MDC Alliance secretary-general Chalton Hwende told NewsDay that executive mayors would help drive government’s devolution programme because they would be working full-time.
Last year, residents’ associations also called for the return of executive mayors, arguing that town clerks, chamber secretaries and other top managers in local authorities had become more powerful than ceremonial mayors.
“The collapse of service delivery in most local authorities can only be fixed by devolving power to councils and limiting the role of the Local Government minister. The return of the executive mayor is a must,” Hwende tweeted.
He said elected executive mayors should have executive powers and exercise them on behalf of the ratepayers.
The system of executive mayors came into existence in 1997 after an amendment to the Urban Councils Act.
However, it was abolished in 2008 after the government said the system interfered with the authority of town clerks.
Mayors are now elected by councillors.
Suspended Harare mayor Jacob Mafume (MDC Alliance) last year said ceremonial mayorship was negatively affecting service delivery.

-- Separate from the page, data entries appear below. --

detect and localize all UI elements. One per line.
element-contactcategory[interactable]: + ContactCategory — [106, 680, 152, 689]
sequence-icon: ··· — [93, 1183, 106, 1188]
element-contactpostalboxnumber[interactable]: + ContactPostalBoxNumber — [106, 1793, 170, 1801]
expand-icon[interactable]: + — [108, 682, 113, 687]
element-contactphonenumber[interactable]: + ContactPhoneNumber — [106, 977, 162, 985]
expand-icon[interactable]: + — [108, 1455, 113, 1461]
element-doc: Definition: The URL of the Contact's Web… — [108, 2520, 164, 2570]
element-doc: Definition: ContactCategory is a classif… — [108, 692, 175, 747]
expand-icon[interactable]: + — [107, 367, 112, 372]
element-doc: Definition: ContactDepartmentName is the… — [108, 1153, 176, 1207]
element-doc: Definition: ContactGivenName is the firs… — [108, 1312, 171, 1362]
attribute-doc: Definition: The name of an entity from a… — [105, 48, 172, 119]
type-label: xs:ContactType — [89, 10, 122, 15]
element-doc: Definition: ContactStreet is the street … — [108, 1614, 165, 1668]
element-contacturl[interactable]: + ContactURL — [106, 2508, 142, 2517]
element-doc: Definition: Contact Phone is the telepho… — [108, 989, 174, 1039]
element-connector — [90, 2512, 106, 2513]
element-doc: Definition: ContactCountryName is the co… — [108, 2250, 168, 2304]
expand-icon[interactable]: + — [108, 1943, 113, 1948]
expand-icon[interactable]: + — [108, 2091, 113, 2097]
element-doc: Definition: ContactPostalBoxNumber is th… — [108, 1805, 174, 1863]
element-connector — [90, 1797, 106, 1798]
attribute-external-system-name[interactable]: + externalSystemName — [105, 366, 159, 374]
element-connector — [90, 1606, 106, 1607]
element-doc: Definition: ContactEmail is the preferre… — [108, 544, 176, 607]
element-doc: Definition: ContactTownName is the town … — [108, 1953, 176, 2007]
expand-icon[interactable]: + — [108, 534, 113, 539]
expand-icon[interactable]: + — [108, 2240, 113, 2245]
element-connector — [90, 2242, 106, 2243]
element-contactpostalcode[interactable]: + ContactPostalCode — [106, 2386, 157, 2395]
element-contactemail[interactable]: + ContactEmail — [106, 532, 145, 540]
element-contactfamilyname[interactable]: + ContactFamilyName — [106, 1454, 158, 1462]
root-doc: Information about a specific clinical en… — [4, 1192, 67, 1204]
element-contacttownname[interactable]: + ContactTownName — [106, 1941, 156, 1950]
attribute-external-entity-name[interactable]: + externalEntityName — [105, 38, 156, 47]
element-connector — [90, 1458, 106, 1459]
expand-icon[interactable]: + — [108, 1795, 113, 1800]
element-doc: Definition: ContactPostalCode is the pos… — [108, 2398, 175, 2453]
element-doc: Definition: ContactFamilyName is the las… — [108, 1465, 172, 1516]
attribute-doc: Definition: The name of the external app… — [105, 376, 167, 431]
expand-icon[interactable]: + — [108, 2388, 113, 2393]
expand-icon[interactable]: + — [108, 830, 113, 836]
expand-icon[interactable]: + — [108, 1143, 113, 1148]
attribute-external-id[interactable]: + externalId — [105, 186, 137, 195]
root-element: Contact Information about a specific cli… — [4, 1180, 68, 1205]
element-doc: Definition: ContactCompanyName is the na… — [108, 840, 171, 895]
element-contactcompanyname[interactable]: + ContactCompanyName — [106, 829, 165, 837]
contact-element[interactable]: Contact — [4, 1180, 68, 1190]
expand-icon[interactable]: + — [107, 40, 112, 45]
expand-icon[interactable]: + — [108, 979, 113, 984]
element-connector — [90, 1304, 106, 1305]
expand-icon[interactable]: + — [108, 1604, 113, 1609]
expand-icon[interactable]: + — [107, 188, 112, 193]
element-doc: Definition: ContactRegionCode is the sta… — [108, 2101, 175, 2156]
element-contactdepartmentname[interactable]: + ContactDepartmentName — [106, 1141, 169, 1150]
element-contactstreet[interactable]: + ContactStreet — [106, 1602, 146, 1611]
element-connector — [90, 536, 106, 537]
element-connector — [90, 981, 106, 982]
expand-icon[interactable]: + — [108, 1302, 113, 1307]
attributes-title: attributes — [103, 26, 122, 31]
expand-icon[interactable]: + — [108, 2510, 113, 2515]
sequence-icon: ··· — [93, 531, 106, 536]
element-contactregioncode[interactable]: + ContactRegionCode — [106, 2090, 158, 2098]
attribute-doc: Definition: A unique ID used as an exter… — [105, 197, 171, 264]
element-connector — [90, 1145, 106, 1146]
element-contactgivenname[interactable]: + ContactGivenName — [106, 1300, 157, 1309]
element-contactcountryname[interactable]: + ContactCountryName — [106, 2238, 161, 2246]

Urban Councils Association of Zimbabwe president Josiah Makombe in July last year also said the government should consider reintroducing executive mayors so that they effectively deal with errant senior council officials.
Government has blamed the opposition which runs most of the country’s urban councils for poor service delivery, but the latter accuses central government of interference.
Harare Residents Trust director Precious Shumba said: “The practical reality is that the enactment of an Act of Parliament reactivating executive mayors is politically determined by the ruling party which has a superior numerical advantage. Mafume’s political party has no power to enact laws given their minority position in Parliament.”
He added that the collapse in service delivery in Harare and most local authorities in Zimbabwe was a result of weak and greedy policymakers who lacked experience in steering council programmes.